The ACD/ADME-P-gp Specificity model predicted g-hexalactone would not be an inhibitor or substrate of P-gp.

Normally, a compound with a molecular weight more than 400 and LogP higher than 3.00 may bind on P-gp to block its biological functions 10. Therefore, g-hexalactone with M.W. of 114.14 and logP of 0.3 would have a low chance to bind on P-gp for blocking its bio-functionality.

CYP450 Inhibitor

Non-Inhibitor of CYP450.

The ACD/ADME predicted that g-hexalactone would not be an inhibitor of CYP450. As an lactone organic substance, g-hexalactone may be metabolized via hydrolysis reaction catalyzed by hydrolase7. Hence, it would be rationally predicted that the compound would not be an inhibitor of CYP450.



BBB Level

DS/ADMET predicted the LogBB of 0.703 and Level of 0. Level 0 indicated g-hexalactone could pass the BBB easily, and the result would be congruent with above ACD/ADME-BBB predictions.


The calculated values: ADMET_EXT_CYP2D6: -7.245,ADMET_EXT_ CYP2D6#prediction:false, meaning the compound would not be an inhibitor of CYP2D6. The result would be congruent with ACD/ADME-P450 predictions.

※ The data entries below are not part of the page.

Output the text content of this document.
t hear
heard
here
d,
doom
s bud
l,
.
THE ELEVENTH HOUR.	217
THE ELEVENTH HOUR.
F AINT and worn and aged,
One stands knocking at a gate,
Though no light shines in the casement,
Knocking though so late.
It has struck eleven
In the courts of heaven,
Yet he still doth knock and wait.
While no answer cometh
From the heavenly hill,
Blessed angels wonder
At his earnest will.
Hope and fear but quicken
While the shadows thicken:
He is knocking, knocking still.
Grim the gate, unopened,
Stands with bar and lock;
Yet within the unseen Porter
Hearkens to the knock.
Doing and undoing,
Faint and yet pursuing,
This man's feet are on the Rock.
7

DS/ADMET predicted ADMET_EXT_CYP2D6 to be -7.245,and ADMET_EXT _CYP2D6#prediction to be false. suggesting that the binding ratio of Gamma Hexalactone on plasma proteins is less than 90%. As like ACD/ADME-Distribution predictions, DS/ADMET also suggested that g-hexalactone would bind with plasma protein in a low level.

Applicant's summary and conclusion

In summary, ACD/ADME and DS/ADMET, respectively, were applied to estimate PK data of the food flavoring agent gamma hexalactone. Based on the calculation data from these two different ADME prediction packages in combination with reported PK data of this compound, we predicted the TK properties of gamma hexalactone. As predicted, the compound could have a good absorption in gastrointestinal tract, buy have a low oral bioavailability of F% less than 30%. As a flavoring agent, the compound may pass the BBB to have a distribution in brain. Furthermore, it was predicted that it would bind on blood plasma protein with a low binding ratio less than 90%. As predicted, gamma hexalactone might not be an inhibitor or substrate of P-gp. Moreover, this compound would not be an inhibitor of CYP450. It can be hydrolyzed into the metabolite under the effect of lactonase, and the metabolite with increased water-solubility would be excreted by the urine. In addition, gamma hexalactone could also be directly excreted by urine and feces.